Similmente a Tiresia, le sue laconiche battute marcano lapidarie l’andamento del film. Cosa vuol dirci allora questo Moretti “maturo” e “imborghesito” quando, nell’atto terzo, Vittorio esce di scena e lascia la vita del palazzo farsi nel suo scorrere? C’è una dichiarazione d’impotenza, del limite, del proprio essere inadatto a cogliere pienamente e vivere la contemporaneità. 

Tre piani è un film sulla mancanza, sull’inabilità nel comprendere la realtà intima dei rapporti così come quella esterna dei meccanismi sociali all’epoca del pre- e post-Covid. Moretti non autorizza disfattismo o pessimismo epocale però, lascia anzi trapelare attraverso gesti istintivi dei suoi personaggi, giustapposti alla loro esistenza anestetizzata, una forza tanto labile quanto latente ma viva. E questa potenza guizza fuori occasionalmente soprattutto nelle azioni delle protagoniste femminili del film, in primis la sempre eccellente Margherita Buy, sua partner in crime dopo Mia Madre.

Con il suo scomparire, Moretti si fa deus absconditus, lasciando a chi guarda il film la responsabilità del cogliere il “messaggio”, se di messaggio ancora si può parlare. E capiamo che i tre piani del film si caricano ulteriormente di senso, diventando i tre piani della composizione bidimensionale dell’immagine, filmica, con foreground, middle ground e background. Il triplice piano potrebbe anche riferirsi ai tre enti del meccanismo cinema: il piano della narrazione che si proietta sul piano dello schermo per poi comunicare con il piano del pubblico.
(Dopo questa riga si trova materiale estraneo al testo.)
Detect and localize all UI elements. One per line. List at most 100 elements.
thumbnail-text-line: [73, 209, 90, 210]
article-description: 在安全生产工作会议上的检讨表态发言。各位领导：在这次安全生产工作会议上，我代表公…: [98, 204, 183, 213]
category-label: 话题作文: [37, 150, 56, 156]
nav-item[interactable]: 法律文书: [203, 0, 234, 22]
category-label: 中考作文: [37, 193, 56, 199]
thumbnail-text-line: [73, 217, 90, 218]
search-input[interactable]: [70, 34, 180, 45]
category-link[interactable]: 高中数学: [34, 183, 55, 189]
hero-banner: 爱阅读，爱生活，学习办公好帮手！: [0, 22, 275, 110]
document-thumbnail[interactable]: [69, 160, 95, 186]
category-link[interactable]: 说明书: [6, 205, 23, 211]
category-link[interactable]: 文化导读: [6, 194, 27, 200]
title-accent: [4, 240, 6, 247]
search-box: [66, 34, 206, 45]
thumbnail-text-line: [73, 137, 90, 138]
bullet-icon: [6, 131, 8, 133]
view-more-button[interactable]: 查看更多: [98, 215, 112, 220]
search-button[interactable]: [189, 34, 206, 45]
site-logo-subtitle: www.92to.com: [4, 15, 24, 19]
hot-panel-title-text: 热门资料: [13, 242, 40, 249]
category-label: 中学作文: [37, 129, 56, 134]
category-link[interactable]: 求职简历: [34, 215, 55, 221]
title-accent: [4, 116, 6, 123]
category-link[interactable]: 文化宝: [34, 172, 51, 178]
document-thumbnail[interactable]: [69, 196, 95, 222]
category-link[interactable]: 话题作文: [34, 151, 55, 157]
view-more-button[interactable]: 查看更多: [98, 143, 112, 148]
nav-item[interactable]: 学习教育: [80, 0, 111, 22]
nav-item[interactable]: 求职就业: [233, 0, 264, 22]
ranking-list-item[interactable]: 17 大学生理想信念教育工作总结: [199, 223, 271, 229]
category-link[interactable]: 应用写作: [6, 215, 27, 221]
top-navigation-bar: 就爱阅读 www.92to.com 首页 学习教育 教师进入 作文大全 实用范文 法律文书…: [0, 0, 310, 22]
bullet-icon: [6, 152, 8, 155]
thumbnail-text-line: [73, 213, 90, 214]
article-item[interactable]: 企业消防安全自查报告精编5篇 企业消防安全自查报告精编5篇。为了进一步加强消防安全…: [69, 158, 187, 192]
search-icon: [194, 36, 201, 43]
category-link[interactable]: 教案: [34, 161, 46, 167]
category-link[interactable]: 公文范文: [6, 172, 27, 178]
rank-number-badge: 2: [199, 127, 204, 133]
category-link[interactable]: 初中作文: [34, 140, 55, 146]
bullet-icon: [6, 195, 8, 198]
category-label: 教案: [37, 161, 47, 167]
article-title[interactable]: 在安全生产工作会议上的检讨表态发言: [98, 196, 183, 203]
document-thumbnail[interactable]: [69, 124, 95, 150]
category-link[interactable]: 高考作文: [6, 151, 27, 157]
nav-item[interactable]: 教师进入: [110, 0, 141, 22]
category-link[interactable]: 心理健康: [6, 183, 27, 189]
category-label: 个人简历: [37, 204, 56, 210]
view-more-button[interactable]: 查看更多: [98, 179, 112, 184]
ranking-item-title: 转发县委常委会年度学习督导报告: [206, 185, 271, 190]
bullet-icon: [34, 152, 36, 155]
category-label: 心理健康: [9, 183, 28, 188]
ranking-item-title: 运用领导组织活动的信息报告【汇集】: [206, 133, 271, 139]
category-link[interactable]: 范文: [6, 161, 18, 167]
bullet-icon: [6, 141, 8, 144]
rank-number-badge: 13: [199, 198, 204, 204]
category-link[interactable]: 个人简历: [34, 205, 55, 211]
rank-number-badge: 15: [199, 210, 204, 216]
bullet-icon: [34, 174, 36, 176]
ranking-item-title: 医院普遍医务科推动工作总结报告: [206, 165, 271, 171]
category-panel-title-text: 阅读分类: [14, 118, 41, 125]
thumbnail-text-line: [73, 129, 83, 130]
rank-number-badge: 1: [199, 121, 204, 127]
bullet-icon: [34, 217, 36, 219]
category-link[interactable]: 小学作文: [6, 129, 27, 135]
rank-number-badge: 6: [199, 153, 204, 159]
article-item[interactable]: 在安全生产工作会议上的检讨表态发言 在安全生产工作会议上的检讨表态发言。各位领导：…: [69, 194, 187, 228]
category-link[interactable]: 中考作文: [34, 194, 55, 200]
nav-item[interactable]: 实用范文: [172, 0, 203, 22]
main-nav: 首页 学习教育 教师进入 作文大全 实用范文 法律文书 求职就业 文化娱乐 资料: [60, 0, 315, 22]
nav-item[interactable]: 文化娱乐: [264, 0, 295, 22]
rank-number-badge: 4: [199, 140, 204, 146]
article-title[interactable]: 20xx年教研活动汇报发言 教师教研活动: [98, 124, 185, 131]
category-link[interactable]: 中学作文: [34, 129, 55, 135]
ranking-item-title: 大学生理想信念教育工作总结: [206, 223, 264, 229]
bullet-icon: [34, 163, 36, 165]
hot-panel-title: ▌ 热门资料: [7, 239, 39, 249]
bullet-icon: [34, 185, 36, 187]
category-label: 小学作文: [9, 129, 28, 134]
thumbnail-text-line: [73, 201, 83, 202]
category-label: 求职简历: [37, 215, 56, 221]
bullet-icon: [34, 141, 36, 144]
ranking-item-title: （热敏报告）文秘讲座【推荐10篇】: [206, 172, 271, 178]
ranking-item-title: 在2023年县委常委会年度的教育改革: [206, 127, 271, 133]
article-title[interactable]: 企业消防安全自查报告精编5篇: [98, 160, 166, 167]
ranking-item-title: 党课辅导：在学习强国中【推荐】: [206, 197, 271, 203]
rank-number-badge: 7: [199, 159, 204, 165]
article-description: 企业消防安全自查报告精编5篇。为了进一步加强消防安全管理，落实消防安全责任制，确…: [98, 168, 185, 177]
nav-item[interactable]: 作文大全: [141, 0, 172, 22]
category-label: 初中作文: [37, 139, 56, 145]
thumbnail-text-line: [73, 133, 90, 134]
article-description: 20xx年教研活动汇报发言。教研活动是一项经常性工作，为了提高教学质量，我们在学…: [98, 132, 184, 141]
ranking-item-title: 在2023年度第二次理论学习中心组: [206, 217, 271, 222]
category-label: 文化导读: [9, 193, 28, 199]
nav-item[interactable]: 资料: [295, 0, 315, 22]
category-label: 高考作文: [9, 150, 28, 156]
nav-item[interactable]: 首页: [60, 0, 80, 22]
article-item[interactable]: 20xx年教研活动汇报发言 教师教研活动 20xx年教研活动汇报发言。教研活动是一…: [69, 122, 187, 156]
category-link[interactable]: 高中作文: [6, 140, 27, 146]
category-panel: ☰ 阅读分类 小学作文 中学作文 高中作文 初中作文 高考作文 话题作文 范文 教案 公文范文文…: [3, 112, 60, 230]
La morte del Padre è una presa di coscienza dell’autore che decide di fare tabula rasa e lascia il pubblico alla sua quête di sensi. Quello che ne resta è un commovente gioco telefonico con una dimensione altra in absentia che Dora conduce, non senza commuoverci, e che rievoca le registrazioni antonioniane de La notte e L’eclisse.

Ed abbiamo l’impressione di poter afferrare qualcosa di indeterminato che è già obiettivamente, per suo statuto, un invito alla speranza. Cogliamo questo sfuggente sentimento che si afferma e si nega al contempo nei luoghi di passaggio tra i piani: per le scale – come nell’inizio del rosselliniano Europa 51 – o nel piazzale davanti al palazzo, o ancora lontano, nell’agro romano assolato. Dove l’umano sembra ritrovare quella parvenza vitale e/o mortifera (chissà…) a cui anela.